Arrivés au point de contrôle, les gendarmes nous sourient et nous saluent dès qu’ils reconnaissent le conducteur. «Salut Rachid, comment vas-tu ? Les affaires marchent bien ?», lui demande même un agent. Rachid en rajoute : «Oui, Dieu merci. J’espère que vous ne manquez de rien.» L’agent lui sourit à son tour et nous souhaite un «bon voyage». «Je leur achète la route avec un flexy ou un sandwich. Mais on aurait tort de les montrer du doigt.
Ce n’est pas leur faute, mais celle de leurs chefs qui les envoient au milieu de nulle part sans qu’ils aient le minimum pour travailler dans des conditions convenables.» Quelques kilomètres après le barrage, nous passons par le centre du village. Sur une placette, des dizaines de pick-up chargés de bidons de carburant sont garés dans tous les sens. Un ami de Rachid lui demande de s’arrêter. «Salut mon ami, je cherche une voiture en bon état, je dois changer mon matériel pour être plus à l’aise. Je peux aller jusqu’à 800 000 DA.» Le prix me paraît dérisoire.
Rachid assure qu’il peut lui trouver une très bonne affaire, puisque selon lui, «la majorité des voitures qui circulent ici sont volées et n’ont pas de papiers». Les propriétaires des voitures sont rassemblés autour d’une théière. «Ils attendent le feu vert des guetteurs et des services de sécurité pour traverser.» La frontière n’est qu’à une trentaine de kilomètres. Vers El Houidjebet, nous quittons la route pour emprunter une piste. Sur le chemin, les voitures se croisent à toute allure. Pour les forcer à ralentir –les témoins racontent qu’ils écrasent tout sur leur passage, y compris les enfants– les autorités locales ont construit d’immenses dos-d’âne.
Appels de phares
Pour les contourner, des passages ont été tracés à côté des dos-d’âne. A peine la piste entamée, Rachid me montre une voiture des gardes-frontières postée dans un champ. Il m’explique que nous allons passer devant et emprunter la piste… juste en face de la brigade ! Les maisons visibles à quelque 500 m à vol d’oiseau sont en Tunisie. Les parcelles de terrain ressemblent à de grands champs agricoles abandonnés. On aperçoit également quelques serres.

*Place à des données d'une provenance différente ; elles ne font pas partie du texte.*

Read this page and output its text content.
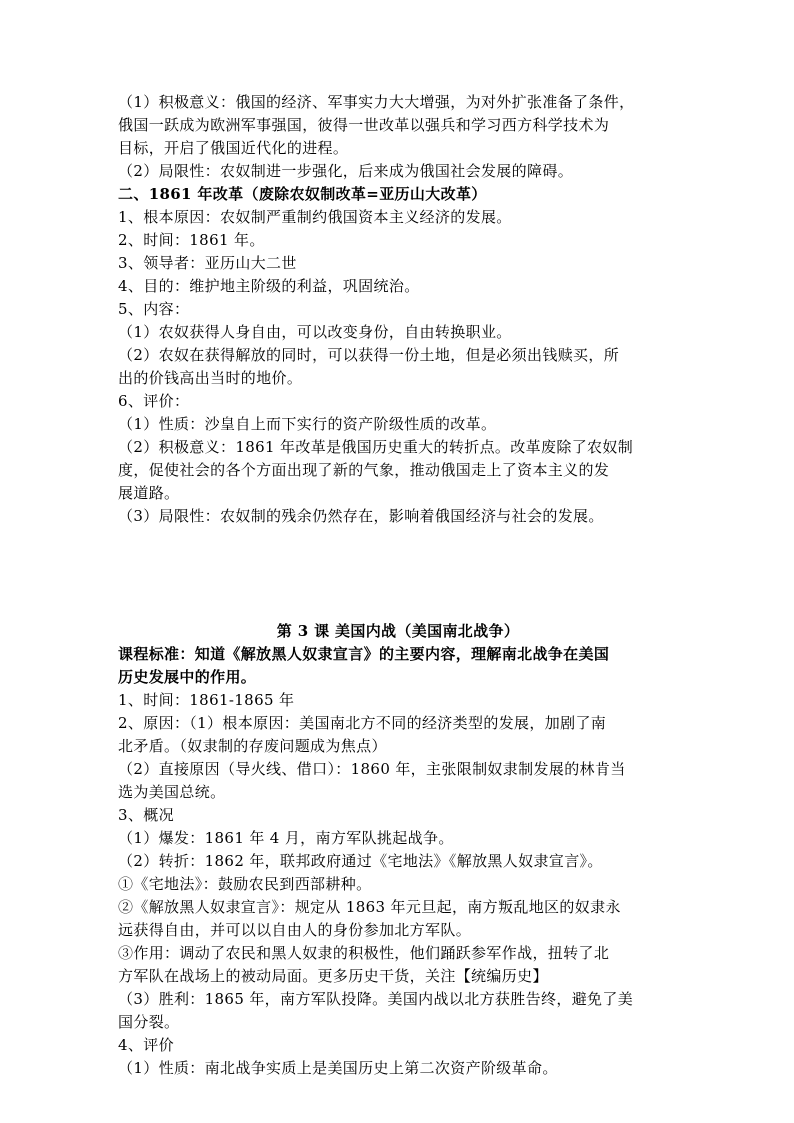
（1）积极意义：俄国的经济、军事实力大大增强，为对外扩张准备了条件，
俄国一跃成为欧洲军事强国，彼得一世改革以强兵和学习西方科学技术为
目标，开启了俄国近代化的进程。
（2）局限性：农奴制进一步强化，后来成为俄国社会发展的障碍。
二、1861 年改革（废除农奴制改革=亚历山大改革）
1、根本原因：农奴制严重制约俄国资本主义经济的发展。
2、时间：1861 年。
3、领导者：亚历山大二世
4、目的：维护地主阶级的利益，巩固统治。
5、内容：
（1）农奴获得人身自由，可以改变身份，自由转换职业。
（2）农奴在获得解放的同时，可以获得一份土地，但是必须出钱赎买，所
出的价钱高出当时的地价。
6、评价：
（1）性质：沙皇自上而下实行的资产阶级性质的改革。
（2）积极意义：1861 年改革是俄国历史重大的转折点。改革废除了农奴制
度，促使社会的各个方面出现了新的气象，推动俄国走上了资本主义的发
展道路。
（3）局限性：农奴制的残余仍然存在，影响着俄国经济与社会的发展。
第 3 课 美国内战（美国南北战争）
课程标准：知道《解放黑人奴隶宣言》的主要内容，理解南北战争在美国
历史发展中的作用。
1、时间：1861-1865 年
2、原因：（1）根本原因：美国南北方不同的经济类型的发展，加剧了南
北矛盾。（奴隶制的存废问题成为焦点）
（2）直接原因（导火线、借口）：1860 年，主张限制奴隶制发展的林肯当
选为美国总统。
3、概况
（1）爆发：1861 年 4 月，南方军队挑起战争。
（2）转折：1862 年，联邦政府通过《宅地法》《解放黑人奴隶宣言》。
①《宅地法》：鼓励农民到西部耕种。
②《解放黑人奴隶宣言》：规定从 1863 年元旦起，南方叛乱地区的奴隶永
远获得自由，并可以以自由人的身份参加北方军队。
③作用：调动了农民和黑人奴隶的积极性，他们踊跃参军作战，扭转了北
方军队在战场上的被动局面。更多历史干货，关注【统编历史】
（3）胜利：1865 年，南方军队投降。美国内战以北方获胜告终，避免了美
国分裂。
4、评价
（1）性质：南北战争实质上是美国历史上第二次资产阶级革命。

Rachid accélère, provoquant un grand nuage de poussière. Pour les agents qui surveillent la frontière, il ne peut pas passer inaperçu. «Personne ne viendra nous parler, assure-t-il. Nous avons passé un accord avec eux. Il y a certaines heures dans la journée où ils ferment les yeux et ne contrôlent personne. En contrepartie, on les paye. C’est du commerce gagnant-gagnant.» Aucun contrôle, aucune barrière et soudain, Rachid s’exclame : «Bienvenue en Tunisie !» Nous continuons la route vers Kasserine. Tout près, le massif du mont Chaambi, repaire des djihadistes d’Aqmi.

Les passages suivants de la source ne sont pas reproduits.